Este adhesivo se deberá colocar, por su seguridad, en el pecho, encima de la ropa y siempre tiene que estar visible. Si usted no lleva ninguna pegatina no le podemos garantizar su seguridad.
Trabajamos para la grandeza de Alemania y de Europa, Marta Ribbentrop en nombre del Hierach Rosenthal”.
“Joder, pero ¿Qué está pasando? ¿Qué tiene que ver el dinero familiar y las pegatinas? ¿Qué pretenden?”
Nauzet miró de nuevo su reloj, que era el único aparato que le funcionaba y le servía. Las nueve. Fue a vestirse y cuando abrió su armario otro gran sonido inundó su cuerpo: esta vez era un gran silbido que acabó con un gran estruendo que llevó a Nauzet al suelo, el cual estaba vibrando.
Estas explosiones no dejaron de producirse y pudo escuchar también los aviones que surcaban los cielos de Granada entre el silencio de la capital.
“¡Son bombas! ¡Es un ataque terrorista! ¡Con aviones!”
Reptó por el suelo hacia su escritorio y se colocó debajo, rezando para que ninguna de aquellas explosiones se produjeran en su edificio porque si no, perdería la vida. Pasados unos diez largos minutos, el bombardeo terminó y Nauzet, como loco, se asomó a la ventana. Ante sí tenía una imagen devastadora, una bomba había caído en el centro de la calzada y había creado un cráter cuyos restos materiales salieron disparados dañando numerosos coches aparcados en la vía. El edificio de enfrente donde había varios pequeños negocios, había sido objetivo de una de las explosiones y podía ver los materiales de estas tiendas listos para ser vendidos ya que los muros de las fachadas se habían venido abajo. Con un vistazo hacia arriba de la calle, pudo comprobar que la situación era la misma. Nauzet tenía suerte, su bloque no se había visto afectado.
¿Cuántos muertos habría?
Vio a más personas que al igual que él, estaban mirando por su ventana, admirando el infernal paisaje. Viendo como su vida se estaba transformando. Cómo su entorno había sido atacado. Y de pronto, un joven que vestía un chándal oscuro y el pelo largo, con la pegatina roja en el pecho, corría por la calle con algo entre las manos, intentando cruzar el cráter y llegar al otro lado de la calzada. Se veía asustado y nervioso. Miraba hacia atrás continuamente.

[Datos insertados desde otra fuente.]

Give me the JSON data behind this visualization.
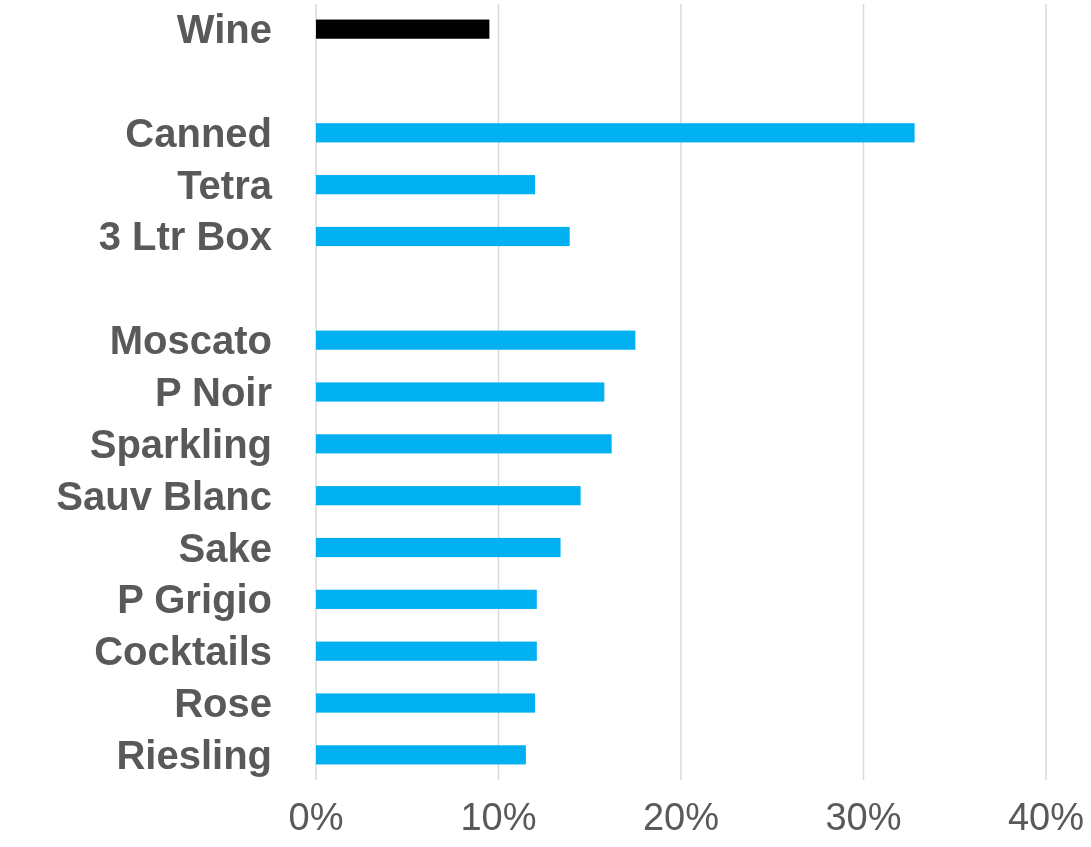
{
  "chart_data": {
    "type": "bar",
    "orientation": "horizontal",
    "categories": [
      "Wine",
      null,
      "Canned",
      "Tetra",
      "3 Ltr Box",
      null,
      "Moscato",
      "P Noir",
      "Sparkling",
      "Sauv Blanc",
      "Sake",
      "P Grigio",
      "Cocktails",
      "Rose",
      "Riesling"
    ],
    "values": [
      9.5,
      null,
      32.8,
      12.0,
      13.9,
      null,
      17.5,
      15.8,
      16.2,
      14.5,
      13.4,
      12.1,
      12.1,
      12.0,
      11.5
    ],
    "colors": [
      "#000000",
      null,
      "#00b0f0",
      "#00b0f0",
      "#00b0f0",
      null,
      "#00b0f0",
      "#00b0f0",
      "#00b0f0",
      "#00b0f0",
      "#00b0f0",
      "#00b0f0",
      "#00b0f0",
      "#00b0f0",
      "#00b0f0"
    ],
    "xlim": [
      0,
      40
    ],
    "xticks": [
      {
        "value": 0,
        "label": "0%"
      },
      {
        "value": 10,
        "label": "10%"
      },
      {
        "value": 20,
        "label": "20%"
      },
      {
        "value": 30,
        "label": "30%"
      },
      {
        "value": 40,
        "label": "40%"
      }
    ],
    "grid": "x"
  }
}
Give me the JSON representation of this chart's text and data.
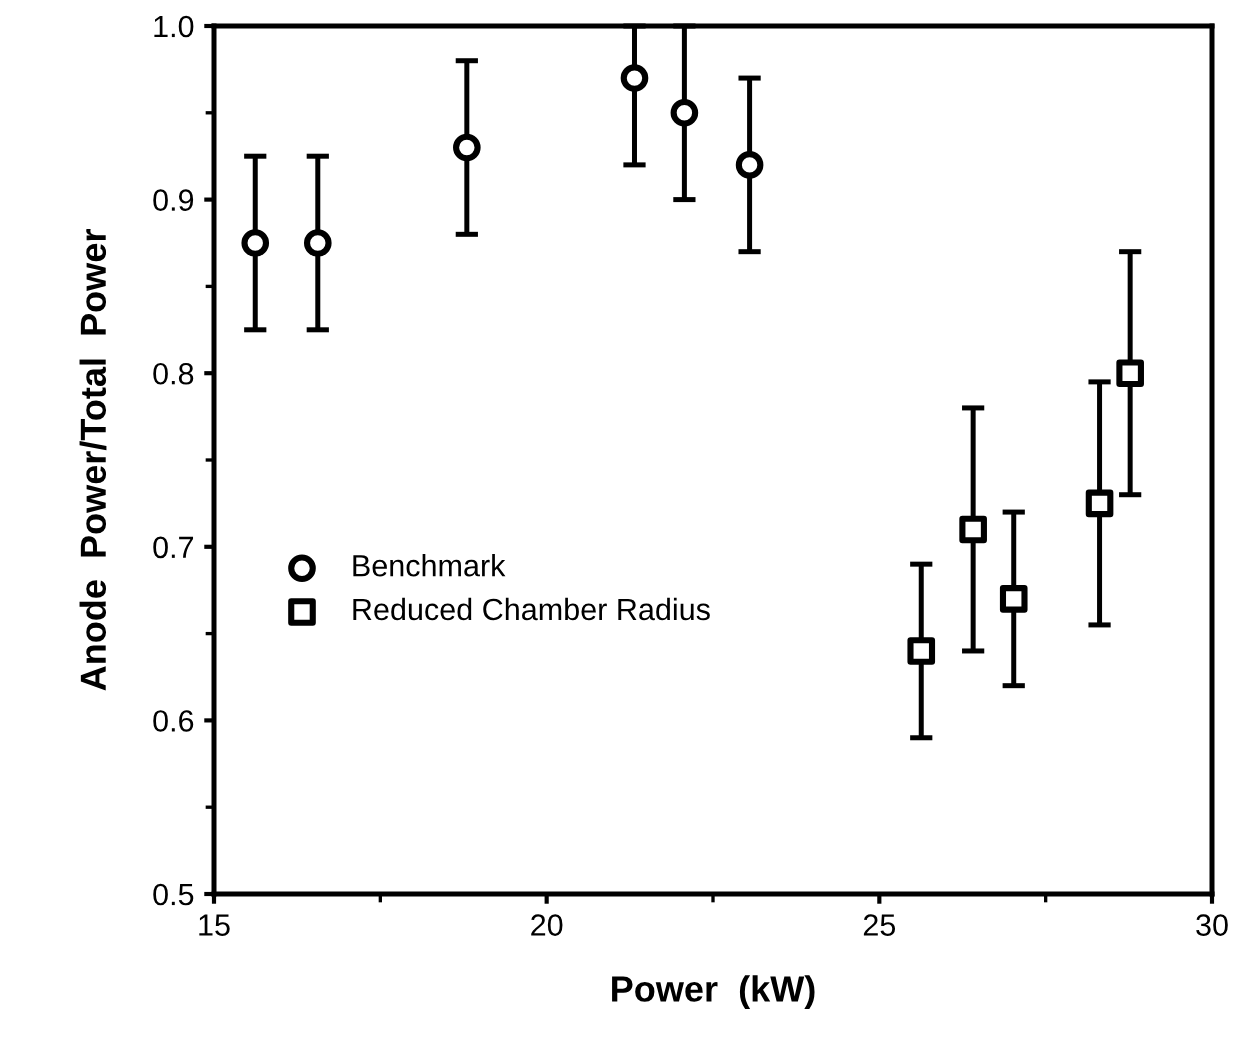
{
  "chart_data": {
    "type": "scatter",
    "xlabel": "Power  (kW)",
    "ylabel": "Anode  Power/Total  Power",
    "xlim": [
      15,
      30
    ],
    "ylim": [
      0.5,
      1.0
    ],
    "xticks": [
      15,
      20,
      25,
      30
    ],
    "yticks": [
      0.5,
      0.6,
      0.7,
      0.8,
      0.9,
      {
        "value": 1.0,
        "label": "1.0"
      }
    ],
    "grid": false,
    "legend": "left",
    "series": [
      {
        "name": "Benchmark",
        "marker": "circle",
        "color": "#000000",
        "x": [
          15.62,
          16.56,
          18.8,
          21.32,
          22.07,
          23.05
        ],
        "values": [
          0.875,
          0.875,
          0.93,
          0.97,
          0.95,
          0.92
        ],
        "errors": [
          0.05,
          0.05,
          0.05,
          [
            0.92,
            1.0
          ],
          0.05,
          0.05
        ]
      },
      {
        "name": "Reduced Chamber Radius",
        "marker": "square",
        "color": "#000000",
        "x": [
          25.63,
          26.41,
          27.02,
          28.31,
          28.77
        ],
        "values": [
          0.64,
          0.71,
          0.67,
          0.725,
          0.8
        ],
        "errors": [
          0.05,
          0.07,
          0.05,
          0.07,
          0.07
        ]
      }
    ]
  }
}
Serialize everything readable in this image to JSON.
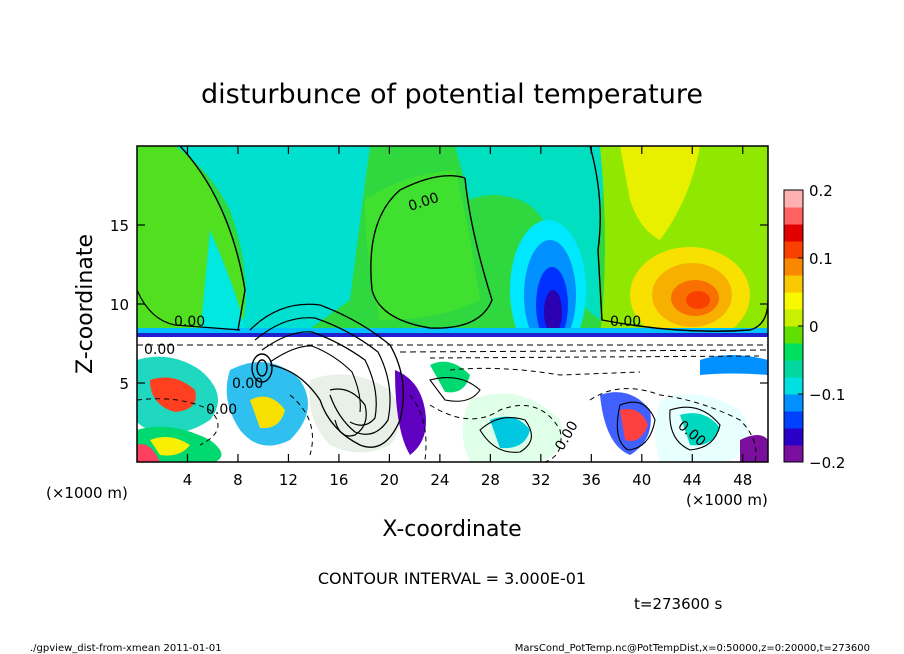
{
  "chart_data": {
    "type": "heatmap",
    "title": "disturbunce of potential temperature",
    "xlabel": "X-coordinate",
    "ylabel": "Z-coordinate",
    "x_unit_left": "(×1000 m)",
    "x_unit_right": "(×1000 m)",
    "xlim": [
      0,
      50
    ],
    "ylim": [
      0,
      20
    ],
    "x_ticks": [
      4,
      8,
      12,
      16,
      20,
      24,
      28,
      32,
      36,
      40,
      44,
      48
    ],
    "x_tick_labels": [
      "4",
      "8",
      "12",
      "16",
      "20",
      "24",
      "28",
      "32",
      "36",
      "40",
      "44",
      "48"
    ],
    "y_ticks": [
      5,
      10,
      15
    ],
    "y_tick_labels": [
      "5",
      "10",
      "15"
    ],
    "colorbar": {
      "range": [
        -0.2,
        0.2
      ],
      "ticks": [
        0.2,
        0.1,
        0,
        -0.1,
        -0.2
      ],
      "tick_labels": [
        "0.2",
        "0.1",
        "0",
        "−0.1",
        "−0.2"
      ],
      "colors": [
        "#7a0f9e",
        "#2a00c8",
        "#0040ff",
        "#0090ff",
        "#00e0e0",
        "#00d8a0",
        "#00e060",
        "#60e000",
        "#c8f000",
        "#f8f800",
        "#f8c800",
        "#f88800",
        "#f84000",
        "#e00000",
        "#ff6060",
        "#ffb0b0"
      ]
    },
    "contour_labels": [
      "0.00",
      "0.00",
      "0.00",
      "0.00",
      "0.00",
      "0.00",
      "0.00",
      "0.00"
    ],
    "contour_interval": "CONTOUR INTERVAL = 3.000E-01",
    "time_label": "t=273600 s",
    "footer_left": "./gpview_dist-from-xmean  2011-01-01",
    "footer_right": "MarsCond_PotTemp.nc@PotTempDist,x=0:50000,z=0:20000,t=273600"
  }
}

—¿Qué haces? —le gritó Nauzet— ¡Vuelve a casa! ¡Te matarán los terroristas!
Una ametralladora, seguramente situada en alguna azotea de algún bloque de pisos cercano, disparó contra el joven, acertando en la espalda. Cayendo éste de bruces al suelo.
—¡No! —volvió a gritar— ¡Qué no salga nadie!
Nauzet creía que los terroristas estaban en la ciudad, por eso el Estado había intentado asegurar sus vidas. Para eso estaban los gobernantes, ¿no? Se tranquilizó al escuchar los camiones y coches de la W-W que surcaban ahora las calles de Granada, dejando a policías en cada esquina. Los helicópteros y algún que otro caza estaban también al servicio de la ciudadanía.